Latest News » Researchers discover new component in autism

Children with autism may have higher levels of chloride in their brains.

Autism is an incredibly complex condition that affects roughly one in 50 children born in the United States. Though there is no cure for this disorder, there is a growing body of research to support specific diets for children with autism and various forms of therapeutic intervention. The end goal of most of these treatments is to help manage physical and communication-based symptoms and enable individuals with autism enjoy full and happy lives.

In a bid to devise more effective approaches to treatments, researchers are constantly striving to learn more about the genetic and neurological components of autism. Recently, French scientists from the Institut National de la Santé et de la Recherche Médicale (INSERM) released new findings on the link between autism and a specific birth hormone. According to a press release published by ScienceDaily, the hormone oxytocin may affect levels of chloride in the brain.

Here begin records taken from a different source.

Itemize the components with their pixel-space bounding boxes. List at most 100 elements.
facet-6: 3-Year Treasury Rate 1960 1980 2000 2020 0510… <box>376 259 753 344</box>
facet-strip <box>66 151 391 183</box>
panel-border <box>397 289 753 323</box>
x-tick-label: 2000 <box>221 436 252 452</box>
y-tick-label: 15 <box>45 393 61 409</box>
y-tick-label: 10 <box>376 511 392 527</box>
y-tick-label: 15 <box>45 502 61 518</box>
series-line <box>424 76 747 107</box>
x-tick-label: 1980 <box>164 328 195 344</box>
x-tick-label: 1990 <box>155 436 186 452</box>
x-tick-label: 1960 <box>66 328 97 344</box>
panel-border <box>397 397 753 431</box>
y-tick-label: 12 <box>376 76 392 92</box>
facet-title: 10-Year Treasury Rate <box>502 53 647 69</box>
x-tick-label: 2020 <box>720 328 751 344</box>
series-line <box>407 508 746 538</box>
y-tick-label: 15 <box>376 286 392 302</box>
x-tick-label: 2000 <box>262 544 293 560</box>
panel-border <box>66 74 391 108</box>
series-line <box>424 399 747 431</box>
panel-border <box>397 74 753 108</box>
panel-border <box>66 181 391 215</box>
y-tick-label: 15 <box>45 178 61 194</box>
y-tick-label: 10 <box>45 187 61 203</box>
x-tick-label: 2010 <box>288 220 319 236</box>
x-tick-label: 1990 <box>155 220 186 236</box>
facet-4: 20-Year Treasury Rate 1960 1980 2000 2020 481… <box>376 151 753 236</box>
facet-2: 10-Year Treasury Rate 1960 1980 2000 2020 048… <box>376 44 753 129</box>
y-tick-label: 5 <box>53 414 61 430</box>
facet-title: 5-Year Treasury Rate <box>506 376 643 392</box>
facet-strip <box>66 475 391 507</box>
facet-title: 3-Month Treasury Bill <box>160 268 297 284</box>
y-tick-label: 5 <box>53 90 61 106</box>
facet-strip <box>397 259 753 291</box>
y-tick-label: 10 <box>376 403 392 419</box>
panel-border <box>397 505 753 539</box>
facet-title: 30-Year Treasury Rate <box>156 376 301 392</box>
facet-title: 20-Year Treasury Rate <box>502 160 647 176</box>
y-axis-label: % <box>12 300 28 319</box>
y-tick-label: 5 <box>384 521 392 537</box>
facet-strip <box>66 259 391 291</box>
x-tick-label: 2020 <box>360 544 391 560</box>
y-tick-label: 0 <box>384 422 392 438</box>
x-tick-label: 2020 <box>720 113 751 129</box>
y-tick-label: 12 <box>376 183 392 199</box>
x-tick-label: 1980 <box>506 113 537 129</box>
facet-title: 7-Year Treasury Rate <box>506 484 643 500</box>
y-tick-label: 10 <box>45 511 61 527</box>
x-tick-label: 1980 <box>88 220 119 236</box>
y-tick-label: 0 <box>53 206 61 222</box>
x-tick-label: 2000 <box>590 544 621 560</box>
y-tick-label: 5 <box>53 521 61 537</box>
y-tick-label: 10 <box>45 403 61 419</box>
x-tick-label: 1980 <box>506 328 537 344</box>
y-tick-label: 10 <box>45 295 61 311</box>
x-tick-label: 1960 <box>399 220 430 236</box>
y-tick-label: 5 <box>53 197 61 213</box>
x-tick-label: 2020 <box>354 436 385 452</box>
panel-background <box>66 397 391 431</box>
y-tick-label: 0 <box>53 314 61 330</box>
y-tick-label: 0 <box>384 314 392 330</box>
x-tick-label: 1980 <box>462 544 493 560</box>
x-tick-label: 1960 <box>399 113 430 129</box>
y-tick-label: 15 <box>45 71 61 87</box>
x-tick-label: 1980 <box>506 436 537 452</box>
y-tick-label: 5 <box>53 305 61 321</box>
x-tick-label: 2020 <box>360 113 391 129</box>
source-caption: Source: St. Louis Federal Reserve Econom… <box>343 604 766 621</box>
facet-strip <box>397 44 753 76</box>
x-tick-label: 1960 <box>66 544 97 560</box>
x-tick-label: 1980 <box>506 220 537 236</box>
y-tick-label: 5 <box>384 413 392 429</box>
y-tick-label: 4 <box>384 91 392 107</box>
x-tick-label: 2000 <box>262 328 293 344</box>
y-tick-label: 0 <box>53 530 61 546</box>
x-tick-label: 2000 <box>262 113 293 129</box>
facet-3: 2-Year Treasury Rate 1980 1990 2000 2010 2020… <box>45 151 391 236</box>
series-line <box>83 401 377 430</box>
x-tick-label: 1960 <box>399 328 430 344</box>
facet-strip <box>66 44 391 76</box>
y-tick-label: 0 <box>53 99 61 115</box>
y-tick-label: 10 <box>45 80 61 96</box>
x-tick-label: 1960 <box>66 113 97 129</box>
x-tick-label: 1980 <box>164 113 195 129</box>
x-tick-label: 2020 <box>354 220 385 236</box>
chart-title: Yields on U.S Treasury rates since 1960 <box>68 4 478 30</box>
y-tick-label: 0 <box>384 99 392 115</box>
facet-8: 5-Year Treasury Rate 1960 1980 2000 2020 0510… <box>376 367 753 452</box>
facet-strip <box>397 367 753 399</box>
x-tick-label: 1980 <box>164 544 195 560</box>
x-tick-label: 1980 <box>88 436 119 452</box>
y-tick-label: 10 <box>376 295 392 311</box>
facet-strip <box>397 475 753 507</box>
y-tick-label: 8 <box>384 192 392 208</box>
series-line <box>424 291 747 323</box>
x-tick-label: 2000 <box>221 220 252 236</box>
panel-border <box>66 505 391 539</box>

What does this mean for the autism spectrum? The source notes that children with the condition have been shown to have high levels of chloride at birth, and consistently throughout their lives. In fact, the demonstrated link between chloride (a form of chlorine) and autism is what led researchers to investigate ways of mediating this element of brain health. Because chloride is present at birth, the researchers speculated that blocking or inhibiting this ion during infancy or pregnancy could have a substantial effect on the severity of autism as a child ages.

Further research is necessary to confirm this connection and determine how oxytocin may be applied, but it presents an interesting new approach to autism nutrition and support.